Batey R T, Sagar M B, Doudna J A
Department of Molecular Biophysics and Biochemistry and Howard Hughes Medical Institute, Yale University, P.O. Box 208114, New Haven, CT 06520-8814, USA.
J Mol Biol. 2001 Mar 16;307(1):229-46. doi: 10.1006/jmbi.2000.4454.
The signal recognition particle (SRP) is a ribonucleoprotein complex responsible for targeting proteins to the endoplasmic reticulum in eukarya or to the inner membrane in prokarya. The crystal structure of the universally conserved RNA-protein core of the Escherichia coli SRP, refined here to 1.5 A resolution, revealed minor groove recognition of the 4.5 S RNA component by the M domain of the Ffh protein. Within the RNA, nucleotides comprising two phylogenetically conserved internal loops create a unique surface for protein recognition. To determine the energetic importance of conserved nucleotides for SRP assembly, we measured the affinity of the M domain for a series of RNA mutants. This analysis reveals how conserved nucleotides within the two internal loop motifs establish the architecture of the macromolecular interface and position essential functional groups for direct recognition by the protein.

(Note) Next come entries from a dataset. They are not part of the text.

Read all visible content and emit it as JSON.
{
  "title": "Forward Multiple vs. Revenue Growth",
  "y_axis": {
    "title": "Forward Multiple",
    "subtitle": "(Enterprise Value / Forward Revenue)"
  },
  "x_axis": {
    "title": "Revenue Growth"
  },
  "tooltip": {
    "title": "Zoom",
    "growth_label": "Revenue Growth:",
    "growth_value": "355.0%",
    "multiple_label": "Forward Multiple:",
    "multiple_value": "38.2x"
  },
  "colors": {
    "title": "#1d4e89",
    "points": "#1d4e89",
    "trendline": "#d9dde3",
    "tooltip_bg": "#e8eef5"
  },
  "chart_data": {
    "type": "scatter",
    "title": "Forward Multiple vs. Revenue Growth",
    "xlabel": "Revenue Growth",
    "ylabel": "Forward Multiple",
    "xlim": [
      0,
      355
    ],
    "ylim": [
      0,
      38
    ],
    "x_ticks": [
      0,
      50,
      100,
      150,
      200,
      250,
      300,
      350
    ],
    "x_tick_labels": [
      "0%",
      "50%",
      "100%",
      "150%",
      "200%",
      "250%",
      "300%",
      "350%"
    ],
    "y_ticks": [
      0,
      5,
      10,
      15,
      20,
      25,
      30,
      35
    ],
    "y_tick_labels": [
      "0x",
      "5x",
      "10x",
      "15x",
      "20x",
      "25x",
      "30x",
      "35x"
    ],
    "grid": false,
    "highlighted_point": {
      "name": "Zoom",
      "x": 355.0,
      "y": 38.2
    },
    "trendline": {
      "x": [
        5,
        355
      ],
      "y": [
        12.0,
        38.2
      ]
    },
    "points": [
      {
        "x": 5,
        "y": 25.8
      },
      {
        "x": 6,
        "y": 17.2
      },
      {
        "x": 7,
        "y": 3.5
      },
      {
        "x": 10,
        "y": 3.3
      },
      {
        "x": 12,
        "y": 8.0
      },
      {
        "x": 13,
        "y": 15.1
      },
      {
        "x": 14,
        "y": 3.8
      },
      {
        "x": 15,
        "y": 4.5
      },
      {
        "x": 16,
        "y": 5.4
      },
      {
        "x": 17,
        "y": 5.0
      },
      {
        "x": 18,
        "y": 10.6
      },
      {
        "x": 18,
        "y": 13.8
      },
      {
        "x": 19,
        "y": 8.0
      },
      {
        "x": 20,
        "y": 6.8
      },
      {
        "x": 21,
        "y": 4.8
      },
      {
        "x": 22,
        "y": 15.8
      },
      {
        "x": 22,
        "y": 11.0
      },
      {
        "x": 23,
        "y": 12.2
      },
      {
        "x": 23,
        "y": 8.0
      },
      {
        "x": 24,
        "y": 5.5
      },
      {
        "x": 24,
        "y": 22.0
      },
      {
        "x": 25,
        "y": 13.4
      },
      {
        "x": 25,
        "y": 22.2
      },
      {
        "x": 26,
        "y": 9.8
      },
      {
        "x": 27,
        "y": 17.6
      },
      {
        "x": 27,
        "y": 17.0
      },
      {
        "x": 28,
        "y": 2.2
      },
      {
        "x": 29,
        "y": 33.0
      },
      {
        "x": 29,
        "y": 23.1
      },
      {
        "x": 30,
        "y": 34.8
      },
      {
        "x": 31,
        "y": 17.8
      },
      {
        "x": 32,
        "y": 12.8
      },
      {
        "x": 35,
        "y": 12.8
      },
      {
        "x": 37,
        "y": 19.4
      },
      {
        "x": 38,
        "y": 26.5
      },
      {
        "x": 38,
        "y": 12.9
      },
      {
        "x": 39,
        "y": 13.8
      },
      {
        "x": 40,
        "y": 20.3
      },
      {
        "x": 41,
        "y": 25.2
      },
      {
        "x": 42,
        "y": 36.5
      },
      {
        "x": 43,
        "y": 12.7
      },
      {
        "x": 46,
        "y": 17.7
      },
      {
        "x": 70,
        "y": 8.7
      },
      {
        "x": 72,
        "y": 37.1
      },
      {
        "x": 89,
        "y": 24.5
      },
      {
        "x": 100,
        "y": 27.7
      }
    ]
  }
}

信号识别颗粒(SRP)是一种核糖核蛋白复合体,负责将真核生物中的蛋白质靶向内质网或原核生物中的内膜。大肠杆菌SRP普遍保守的RNA-蛋白质核心的晶体结构在此处精修至1.5埃分辨率,揭示了Ffh蛋白的M结构域对4.5 S RNA组分的小沟识别。在RNA内,构成两个系统发育保守内部环的核苷酸形成了独特的蛋白质识别表面。为了确定保守核苷酸对SRP组装的能量重要性,我们测量了M结构域对一系列RNA突变体的亲和力。该分析揭示了两个内部环基序内的保守核苷酸如何建立大分子界面的结构并定位必需的功能基团以供蛋白质直接识别。